Denn es gibt schlechten, bedrückenden aktuellen Anlass: In den letzten Wochen wurde in Berlin ein Rabbiner überfallen. Der Generalsekretär des Zentralrats der Juden in Deutschland wurde bedroht. Das sind nur zwei Beispiele für den alltäglichen Antisemitismus in Deutschland.
Auch im Zusammenhang mit der Beschneidungsdebatte sind antisemitische Untertöne unüberhörbar. Ich zitiere nur einen Satz aus vielen polemischen, ja hass-erfüllten Zuschriften an mich wörtlich: Ich bin kein Rechtsradikaler, aber irgendwann muss mal Schluss sein mit dem ewigen Ducken vor den Juden. – Ein geradezu prototypischer antisemitischer Satz.
Wie viele in Deutschland mögen genau so denken? Seitdem der Bericht vorliegt, wissen wir es: bis zu einem Fünftel der Bevölkerung; ein erschreckender Befund. Der Bericht macht auf beunruhigende Weise deutlich, dass antisemitische Einstellungen bis weit in die Mitte der Gesellschaft reichen. Erscheinungsformen, Wirkungsweisen und Ausbreitung dieser Menschenfeindlichkeit genau zu kennen und zu beobachten, ist die Vorbedingung für ein energisches und nachhaltiges Handeln. Das macht den Bericht so wichtig. Wir sollten gemeinsam Konsequenzen aus ihm ziehen; denn – auch das will ich, so wie der Herr Minister, betonen – der Kampf gegen Antisemitismus ist nicht zuvörderst und schon gar nicht allein eine Sache der Juden in Deutschland, sondern unsere Sache, die Sache aller Demokraten, aller Anständigen im Lande.
Die Konsequenzen:
Erstens. Wir brauchen Kontinuität und Stetigkeit in Analyse und Berichterstattung; hier besteht, denke ich, Konsens. Der Bundestag hat schon in seiner Entschließung vom 4. November 2008 zum Ausdruck gebracht, dass er sich seiner Verantwortung bewusst ist, jeder Form von Antisemitismus in Deutschland entgegenzuwirken. Regelmäßige Berichte über Antisemitismus in Deutschland erstellen zu lassen, wurde interfraktionell beschlossen. Alle Beteiligten waren sich einig: Eine intensive und vor allem kontinuierliche Berichterstattung ist notwendig. Deshalb sollte das deutsche Parlament in jeder Legislaturperiode über einen solchen Bericht und die Konsequenzen daraus debattieren.

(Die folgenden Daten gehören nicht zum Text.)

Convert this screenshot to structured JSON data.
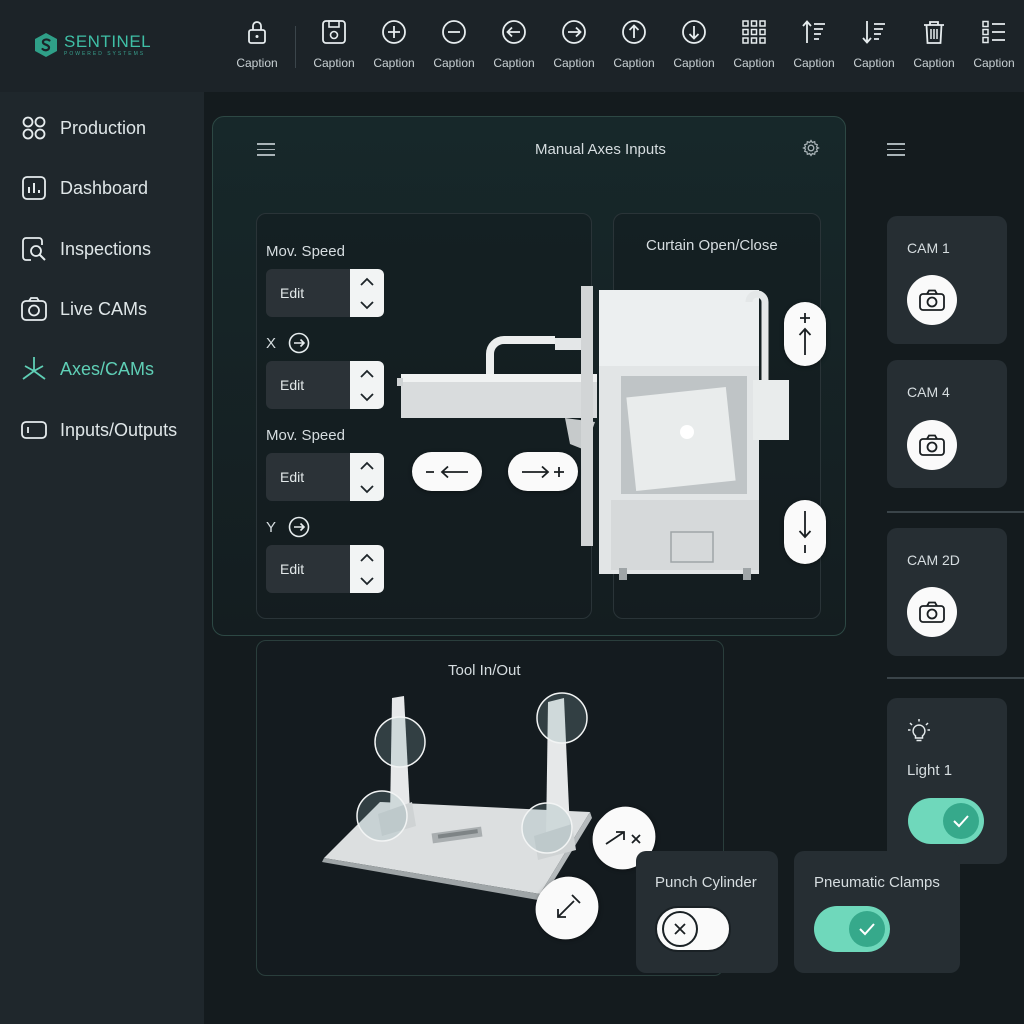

Zweitens. Antisemitismus ist kein gänzlich isolierbares Problem. Er ist eingebettet in und Teil von Rechtsextremismus, Rassismus, Islamismus, Israelfeindschaft, Minderheitenfeindlichkeit. Diesen Zusammenhang gilt es mehr denn je zu beachten.
Sie kennen die Zahlen: 90 Prozent aller antisemitischen Straf- und Gewalttaten werden von Rechtsextremisten begangen. Gerade weil wir das Phänomen, das Problem nicht isolieren können und dürfen, halte ich eine Ausweitung des Fokus auf weitere Formen gruppenbezogener Menschenfeindlichkeit – diesen Begriff verwendet Wilhelm Heitmeyer, um die unterschiedlichen Formen von Menschenfeindlichkeit zu erfassen – für dringend erforderlich; denn unterschiedliche Vorurteile und Feindbilder greifen eben ineinander und bilden ein gefährliches Konglomerat.
(Beifall bei der SPD sowie bei Abgeordneten des BÜNDNISSES 90/DIE GRÜNEN)
Dass genau dies lange nicht erkannt wurde, zeigen auf dramatische Weise auch die Taten des NSU. Wer über Antisemitismus angemessen und folgenreich sprechen und wer handeln will, der darf über die anderen Erscheinungsweisen menschenfeindlichen Verhaltens nicht schweigen.
Drittens. Erkenntnisse allein reichen nicht aus. Sie müssen in Strategien und Aktivitäten zur Überwindung von Antisemitismus und Ausländerfeindlichkeit übersetzt werden. Der wissenschaftlichen Beobachtung müssen aktive Schritte folgen. Erforderlich ist, wie auch von den Experten empfohlen, eine Verstetigung der Bundesprogramme. Momentan sind dies vor allem Modellprojekte. Da aber gruppenbezogene Menschenfeindlichkeit, Rassismus, Antisemitismus keine punktuellen, sondern andauernde Probleme und Herausforderungen sind, bedarf es auch keiner nur punktuellen, sondern eben einer dauerhaften Bekämpfung. Nur wenn dauerhafte Programme gefördert werden, kann die Arbeit ohne effi-zienzmindernde Förderlücken gesichert werden. Aus dem Nebeneinander und der zeitlichen Begrenztheit verschiedener Aktionen und Programme, die stets neu initiiert und aufgestellt werden, müssen Institutionen und Initiativen werden, die tatkräftig und verlässlich arbeiten, damit sie nachhaltige Wirkung entfalten können.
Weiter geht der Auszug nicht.